Dann sagte er: »Fusia, ich habe noch drei Jahre Medizinstudium vor mir. Anschließend, meint Chaim, kann er mir eine Stelle im Krankenhaus verschaffen. Wenn nicht …«

Er meinte, wenn nicht die Deutschen kämen. Aber die Deutschen würden nicht kommen. Hitler hatte einen Pakt mit Stalin geschlossen. »Die Deutschen haben schon einen Krieg verloren«, sagte Herr Diamant gern. »Und Russland ist so ein großes Land …«

»Aber falls die Deutschen doch kommen«, sagte Izio und stieß den Rauch aus, »dann werden Chaim und Max und Henek und ich wieder fliehen müssen.«

»Aber wieso denn?« Die Flucht war beim letzten Mal vergebens gewesen.

Izio setzte sich auf. »Hast du nicht hingehört? Oder dir die Ohren zugehalten? Du weißt doch, was die Nazis den Juden antun.«

»Aber das sind doch nur Geschichten …«

»Diese Geschichten sind wahr, Stefania.«

Ich runzelte die Stirn und blickte aus dem Fenster. Es traf mich, dass er meinen richtigen Namen verwendete.

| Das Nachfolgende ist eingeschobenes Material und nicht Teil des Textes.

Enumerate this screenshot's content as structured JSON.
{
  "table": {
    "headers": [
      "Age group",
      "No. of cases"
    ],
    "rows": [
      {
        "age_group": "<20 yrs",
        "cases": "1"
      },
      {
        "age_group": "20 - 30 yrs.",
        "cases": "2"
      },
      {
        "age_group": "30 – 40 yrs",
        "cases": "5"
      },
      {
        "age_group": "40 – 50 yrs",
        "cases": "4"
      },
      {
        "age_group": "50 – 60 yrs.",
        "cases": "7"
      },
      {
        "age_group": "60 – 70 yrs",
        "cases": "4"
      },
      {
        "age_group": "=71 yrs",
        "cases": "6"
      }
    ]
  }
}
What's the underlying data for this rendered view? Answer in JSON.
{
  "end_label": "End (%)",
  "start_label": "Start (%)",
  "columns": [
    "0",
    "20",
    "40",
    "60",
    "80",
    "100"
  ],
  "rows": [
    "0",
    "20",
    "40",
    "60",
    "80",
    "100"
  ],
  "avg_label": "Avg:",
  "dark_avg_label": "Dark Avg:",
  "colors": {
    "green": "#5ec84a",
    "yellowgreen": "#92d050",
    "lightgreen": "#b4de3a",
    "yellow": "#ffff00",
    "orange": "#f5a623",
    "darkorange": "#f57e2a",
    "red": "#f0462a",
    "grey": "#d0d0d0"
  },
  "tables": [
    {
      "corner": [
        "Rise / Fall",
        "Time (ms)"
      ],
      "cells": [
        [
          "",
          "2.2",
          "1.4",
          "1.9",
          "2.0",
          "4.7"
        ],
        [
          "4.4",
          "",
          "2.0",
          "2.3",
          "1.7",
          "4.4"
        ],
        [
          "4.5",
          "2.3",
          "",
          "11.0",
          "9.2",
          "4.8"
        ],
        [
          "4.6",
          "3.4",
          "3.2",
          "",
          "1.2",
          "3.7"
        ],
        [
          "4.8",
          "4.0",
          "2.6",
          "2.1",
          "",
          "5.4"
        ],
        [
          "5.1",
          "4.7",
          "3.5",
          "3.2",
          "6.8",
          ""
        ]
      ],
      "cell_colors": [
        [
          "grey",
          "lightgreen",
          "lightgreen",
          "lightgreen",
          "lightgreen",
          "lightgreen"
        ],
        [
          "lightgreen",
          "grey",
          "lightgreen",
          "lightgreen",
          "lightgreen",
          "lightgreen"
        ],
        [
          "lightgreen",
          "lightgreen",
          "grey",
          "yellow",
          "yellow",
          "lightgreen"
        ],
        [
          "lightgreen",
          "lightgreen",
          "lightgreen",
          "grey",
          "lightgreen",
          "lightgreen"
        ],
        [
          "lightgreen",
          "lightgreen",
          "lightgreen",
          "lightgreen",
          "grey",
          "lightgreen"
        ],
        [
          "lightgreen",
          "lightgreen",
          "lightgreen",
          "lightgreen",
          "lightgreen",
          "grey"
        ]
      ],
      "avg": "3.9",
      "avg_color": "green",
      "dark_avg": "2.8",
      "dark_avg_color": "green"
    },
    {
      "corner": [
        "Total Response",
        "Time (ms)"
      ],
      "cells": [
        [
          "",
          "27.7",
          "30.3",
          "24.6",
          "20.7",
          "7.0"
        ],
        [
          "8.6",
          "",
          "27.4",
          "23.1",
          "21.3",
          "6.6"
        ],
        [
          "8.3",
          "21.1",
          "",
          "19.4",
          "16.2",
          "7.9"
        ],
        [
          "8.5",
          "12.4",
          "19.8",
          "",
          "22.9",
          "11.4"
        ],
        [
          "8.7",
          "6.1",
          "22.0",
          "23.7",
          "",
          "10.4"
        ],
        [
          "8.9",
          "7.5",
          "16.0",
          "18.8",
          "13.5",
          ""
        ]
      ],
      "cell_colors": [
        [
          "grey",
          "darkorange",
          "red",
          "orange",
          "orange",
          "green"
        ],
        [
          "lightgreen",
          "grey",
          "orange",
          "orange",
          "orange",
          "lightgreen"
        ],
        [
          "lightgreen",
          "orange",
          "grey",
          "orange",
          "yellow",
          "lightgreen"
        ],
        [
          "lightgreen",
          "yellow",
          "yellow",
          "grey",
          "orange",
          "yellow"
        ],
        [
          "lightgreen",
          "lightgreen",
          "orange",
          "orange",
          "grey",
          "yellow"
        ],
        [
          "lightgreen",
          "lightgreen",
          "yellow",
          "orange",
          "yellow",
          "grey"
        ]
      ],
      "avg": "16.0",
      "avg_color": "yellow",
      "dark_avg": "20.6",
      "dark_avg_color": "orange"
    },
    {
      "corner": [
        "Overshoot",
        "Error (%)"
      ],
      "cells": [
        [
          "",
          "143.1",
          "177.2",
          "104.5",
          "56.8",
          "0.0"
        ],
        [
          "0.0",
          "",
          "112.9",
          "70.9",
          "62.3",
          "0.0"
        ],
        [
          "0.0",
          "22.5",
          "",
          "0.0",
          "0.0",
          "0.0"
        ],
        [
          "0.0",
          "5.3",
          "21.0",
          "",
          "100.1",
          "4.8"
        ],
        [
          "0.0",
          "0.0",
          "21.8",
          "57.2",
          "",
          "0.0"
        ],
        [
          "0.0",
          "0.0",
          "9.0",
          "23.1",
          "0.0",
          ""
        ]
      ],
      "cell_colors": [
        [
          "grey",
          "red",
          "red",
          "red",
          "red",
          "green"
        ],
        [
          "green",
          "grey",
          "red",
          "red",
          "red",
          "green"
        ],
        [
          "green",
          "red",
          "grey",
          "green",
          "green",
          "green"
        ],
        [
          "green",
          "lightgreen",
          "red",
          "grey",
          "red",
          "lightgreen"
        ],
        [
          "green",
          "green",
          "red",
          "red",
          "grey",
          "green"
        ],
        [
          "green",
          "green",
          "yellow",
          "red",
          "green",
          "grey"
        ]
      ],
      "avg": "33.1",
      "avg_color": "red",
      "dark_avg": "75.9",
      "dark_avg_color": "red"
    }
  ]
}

Von draußen drang das laute Geräusch russischer Stiefel auf dem Gehweg herein und verlor sich dann in der Ferne.

Izio fuhr fort: »Möglicherweise wird es also noch lange dauern, bis ich mein Diplom in der Tasche und eine Arbeit habe, mit der ich eine Frau ernähren kann. Drei oder vier Jahre, vielleicht auch fünf. Ich frage mich, Fusia, ob du vielleicht so lange warten könntest.«

Ich blinzelte in das dunkle Wohnzimmer, aber Izio hatte seine Zigarette ausgedrückt und ich konnte sein Gesicht nicht sehen. »Du möchtest, dass ich auf deine Frau warte?«

»Nein, du Dummkopf.« Er seufzte. »Ich bitte dich, mich zu heiraten.«

Ich schwang die Beine vom Fensterbrett.

»Du wirst mich doch nicht zum Teufel schicken, oder?«, fragte er. »Oder mir einen Tango singen?«

Ich wusste in diesem Moment nicht einmal, wie ein Tango klingt.

»Du wirst doch nicht aus dem Fenster fallen?«

Tatsächlich lief ich Gefahr, hinauszustürzen. Als ich stand, stellte ich überrascht fest, dass mir die Knie zitterten, und Izio erhob sich vom Boden. Er nahm meine beiden Hände in seine.

»Drei Jahre«, sagte er. »Wahrscheinlich sogar länger. Wirst du auf mich warten?«

»Aber was werden deine Eltern dazu sagen?« Ich dachte an die Synagoge am Samstag und eine Kirche am Sonntag. Was würde meine Mutter sagen?

»Du gehörst jetzt schon zur Familie. Das weißt du doch. Aber vielleicht sollte es unser Geheimnis bleiben. Fürs Erste.«

So wie bisher. Er strich mir übers Haar. »Stefania, Stefi, Stefushka, Stefusia, Fusia Podgórska«, flüsterte er. »Wirst du auf mich warten?«

Und dann küsste ich Izydor Diamant. Ich küsste ihn lange. Und einen Monat später fielen erneut deutsche Bomben auf Przemyśl.